In today’s world, there is an explosion of the amount and types of data available to the average investor.
Compared to 50 years ago, there is a greater need to process large volumes of data and convert them into consistently good insights at a reasonable speed to beat the markets.
Data, information, insight, and action are guiding principles for quantitative investors, reminders of what we should be spending our time on.
The flow of these concepts matters – because raw data can lead to informed decisions.
This approach forms the basis of our proprietary in-house data systems and calculation engines, and its success is evidenced in our portfolios.
Dimensionality of data
Investing on a global scale requires the processing of a lot of data.
This can be trade data, fundamental data such as company financials; metadata such as sector, industry or country classifications; news and media data; and novel sources of data such as satellite images of shopping mall parking lots or credit card receipts.
Different analyses and back tests need different levels and types of data.
The dimensions of the data can change based on the investible universe and multiple funds could require overlapping dimensions of data.
Ultimately, raw data is usually unusable and requires processing.
Distilling the data
In quantitative investment strategies, to get from data to information, we need to process the data.
Using the momentum style as an example, if we want to calculate momentum for global stocks, it requires thousands of data points per day.
We may need to compare the prices of stocks today to the prices three months ago, for example.
In a global investing universe, this means the same calculation is done on thousands of stocks per day.
The sheer volume of data handled in these calculations means that simple tools like Microsoft Excel won’t cut it.
We need to use computer programming languages where we can automate the calculations and perform them quickly.

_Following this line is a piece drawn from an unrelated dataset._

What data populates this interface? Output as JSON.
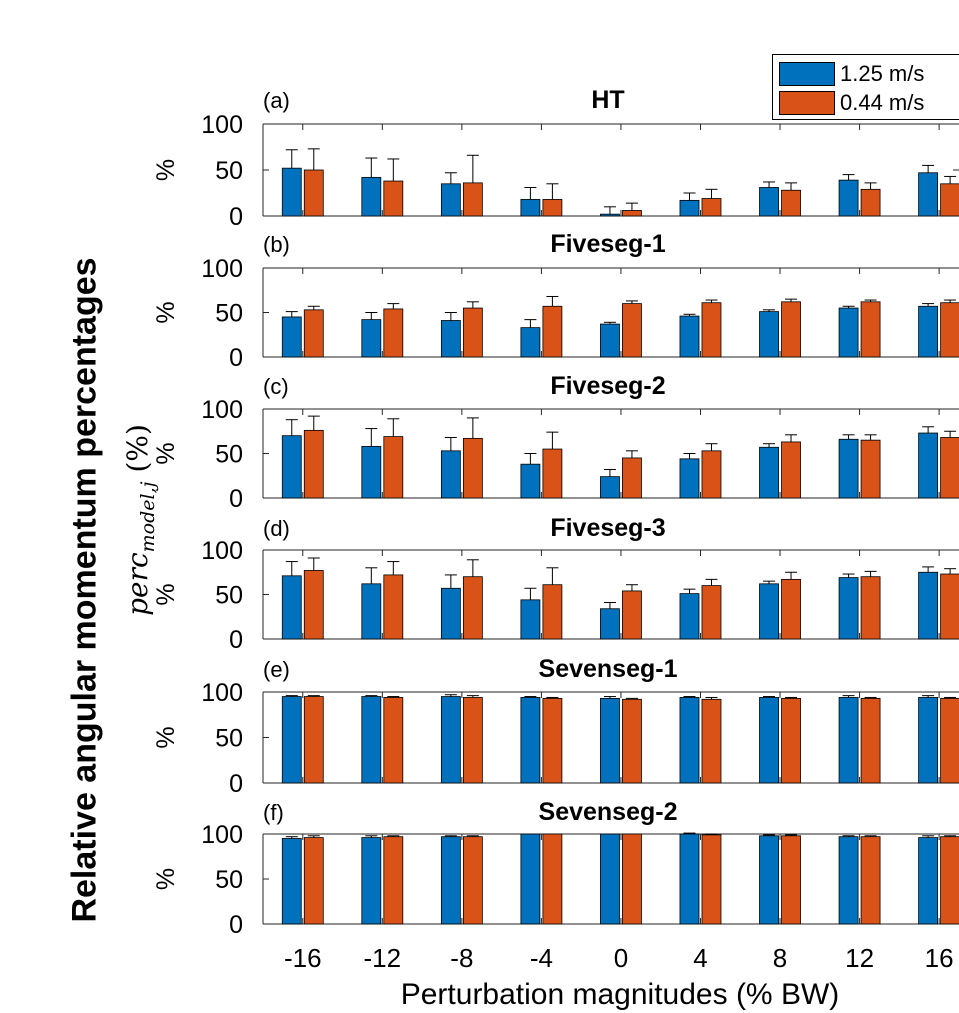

The database that stores the raw data can also store the calculated data, allowing for single storage with less chance of error.
Therefore, the idea of a single source of truth also means that data is not being transferred between team members using files that can be easily modified.
This way, multiple calculations can be performed as soon as data is available, and the calculated data can be made available on demand.
Data over dogma
Gaining insights from data is one of the most important steps we can take as investment professionals.
Formulating deep, meaningful insights from data helps us understand market conditions and position our portfolios better.
An example of this is our work on identifying a global cycle indicator, which is automatically updated to provide insights for portfolio positioning based on the current economic phase that the indicator points to.
These insights are all continuously tested and updated automatically, with the system operating like a growing knowledge bank of innovative research and insights.
Creating cutting edge proprietary technology
Given the scope of data that investors need to process, a proprietary system of cutting-edge technology is necessary for analysts and portfolio managers to gain a competitive advantage.
Our investment team uses bespoke databases, robust analytics engines and a front-end, which can be accessed by any team member from any device, to give them the best chance to make the correct decisions regarding investment of our clients’ capital.
Portfolio positioning decisions can be taken after distilling large amounts of information in a fast and accurate manner, with the systems able to be modified in any way necessary for producing market-beating returns in our portfolios.
The idea of data-driven decisions comes to life through this approach and the only limitation is our own imagination.
Data-driven investing in practice
It is one thing talking about the principles of turning data into insights, but what about the prospect of turning data into performance?
Our Old Mutual Global Managed Alpha Strategy uses a proprietary systematic model to evaluate six broad market drivers or factor buckets – value, growth, quality, momentum, size and volatility (risk).
This process is style agnostic, meaning that the fund isn’t married to one particular style, rather tilting toward or away from varying factors depending on the forecasted return drivers.
Our data analysis has shown us how the factors driving the market change through time.
This highlights the need for a dynamic approach to factor investing.
It is also worth emphasising that the estimation of factor returns across all factors and all companies in our universe is done simultaneously, which points to the agility and speed of the data analysis process.
Over the fund’s history since its inception in 2017, we have seen a solid track record, with gross composite returns of 16.7% over one year versus the Benchmark at 14%, 9.3% over three years versus the Benchmark of 7.5%, and 9.1% over five years versus the Benchmark at 7.6%.
Since inception (December 2017), the fund has returned 10% versus a Benchmark return of 8.4% over the same period – a testament to the power of big data processing and building consolidated insights out of multiple data points.